Thorne’s work area was a desk in his living room, up against the front window overlooking the street. Glitsky had been going through a stack of computer printouts, and now pushed the ergonomic chair back a couple of inches, ready to bolt for a doorway if things began to fall around him. “It’s hard to believe that people pay real money to live with this experience.”
On the couch behind him, Jorge Batavia patiently lifted another page of printed matter from a suitcase he’d placed on the coffee table. He scanned it quickly, set it on the pile of rejected paper next to him. “It’s New Age therapy,” he said. “Every fifteen minutes you get to wonder if your building is going to fall down.” The sergeant put aside another page. “You think you’re going to die four times an hour, you squeeze what you can out of every minute. Your life experience is enriched.”
The shaking had stopped, punctuated by a last burst of clanging. “Good theory.” Glitsky pulled forward again, went back to his stack of paper.
There was also a computer on the table, but Glitsky didn’t dare even turn the thing on. He thought there was a reasonable likelihood that the thing was booby-trapped, so he had placed a call back to the Hall to have one of the cyber specialists come down and unplug it, then take it downtown for examination.
It wasn’t as if he didn’t have enough to look at. Thorne put out a prodigious amount of paper, and Glitsky and Batavia had been at his hard-copy files for almost an hour.
Batavia and Coleman had been checking in at homicide after Glitsky had returned to the office with his newly signed warrant. He had asked Jorge to accompany him on the search of Thorne’s place while Coleman went to talk to Jim Pierce again about his activities on Saturday night.
While Glitsky and Hardy thought they might be closing in on Damon Kerry—perhaps through some agent of Baxter Thorne’s—Coleman and Batavia had moved Pierce up a notch or two on their possible suspect list. This was mostly because a review of the business calendar he’d provided for them had revealed another questionable alibi—a two-hour gap after Bree’s funeral, during which he’d had lunch alone at a crowded Chinese counter restaurant. This was when someone had killed Griffin, and made it three out of three for Pierce. That in turn piqued the inspectors’ curiosity.
But Glitsky had developed a personal hard-on for Thorne.
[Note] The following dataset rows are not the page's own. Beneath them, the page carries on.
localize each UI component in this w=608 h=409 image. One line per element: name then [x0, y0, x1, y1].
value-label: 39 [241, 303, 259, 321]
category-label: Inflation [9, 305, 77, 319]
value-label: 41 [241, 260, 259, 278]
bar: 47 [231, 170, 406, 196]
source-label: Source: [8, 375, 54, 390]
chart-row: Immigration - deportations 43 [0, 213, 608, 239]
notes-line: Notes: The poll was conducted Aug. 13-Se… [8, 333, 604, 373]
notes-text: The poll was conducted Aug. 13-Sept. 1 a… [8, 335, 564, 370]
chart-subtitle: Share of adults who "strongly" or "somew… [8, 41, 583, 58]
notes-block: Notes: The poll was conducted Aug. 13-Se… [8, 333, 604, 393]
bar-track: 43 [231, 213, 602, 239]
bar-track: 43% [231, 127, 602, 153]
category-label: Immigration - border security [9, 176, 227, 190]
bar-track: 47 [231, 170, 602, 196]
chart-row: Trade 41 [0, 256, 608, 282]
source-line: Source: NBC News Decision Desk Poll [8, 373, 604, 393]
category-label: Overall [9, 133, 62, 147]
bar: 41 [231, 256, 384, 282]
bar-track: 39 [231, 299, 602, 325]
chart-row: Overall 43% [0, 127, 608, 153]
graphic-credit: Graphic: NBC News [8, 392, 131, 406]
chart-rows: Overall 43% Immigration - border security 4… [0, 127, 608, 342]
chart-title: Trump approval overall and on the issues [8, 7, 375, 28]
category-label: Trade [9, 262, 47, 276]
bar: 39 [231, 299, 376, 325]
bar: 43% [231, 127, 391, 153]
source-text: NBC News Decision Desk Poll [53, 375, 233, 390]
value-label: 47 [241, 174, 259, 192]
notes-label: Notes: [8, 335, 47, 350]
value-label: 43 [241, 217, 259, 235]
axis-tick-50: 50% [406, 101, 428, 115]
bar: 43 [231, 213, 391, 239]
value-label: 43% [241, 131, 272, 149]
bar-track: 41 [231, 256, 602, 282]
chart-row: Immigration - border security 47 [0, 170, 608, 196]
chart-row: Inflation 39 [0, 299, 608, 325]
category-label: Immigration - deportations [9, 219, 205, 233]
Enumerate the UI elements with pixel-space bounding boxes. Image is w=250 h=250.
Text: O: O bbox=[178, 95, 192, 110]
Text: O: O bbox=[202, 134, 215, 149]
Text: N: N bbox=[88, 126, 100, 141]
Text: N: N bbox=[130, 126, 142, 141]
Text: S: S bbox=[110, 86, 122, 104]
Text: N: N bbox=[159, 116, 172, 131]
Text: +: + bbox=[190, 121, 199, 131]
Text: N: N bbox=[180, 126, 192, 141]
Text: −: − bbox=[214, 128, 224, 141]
As Hardy had pointed out, even a tenuous connection to the weekend’s water poisoning at Pulgas was going to make life very difficult for Mr. Thorne. If they found any tie-in to Bree Beaumont, it would even be worse.
Between him and Batavia, they’d already done a thorough job on the kitchen, the wastebaskets and garbage cans. In the bedroom, there was nothing in or taped under any of the drawers of the dresser or night table, nothing tucked between the box spring and the mattress.
Glitsky went to the computer table while Batavia checked the bedroom closet and found shoes and hanging clothes and the suitcase filled with propaganda. Batavia brought the suitcase into the living room, but thus far they’d found nothing at all—no longhand drafts or fragments of the damning press release, no final or proof copies, no printing or copying bills.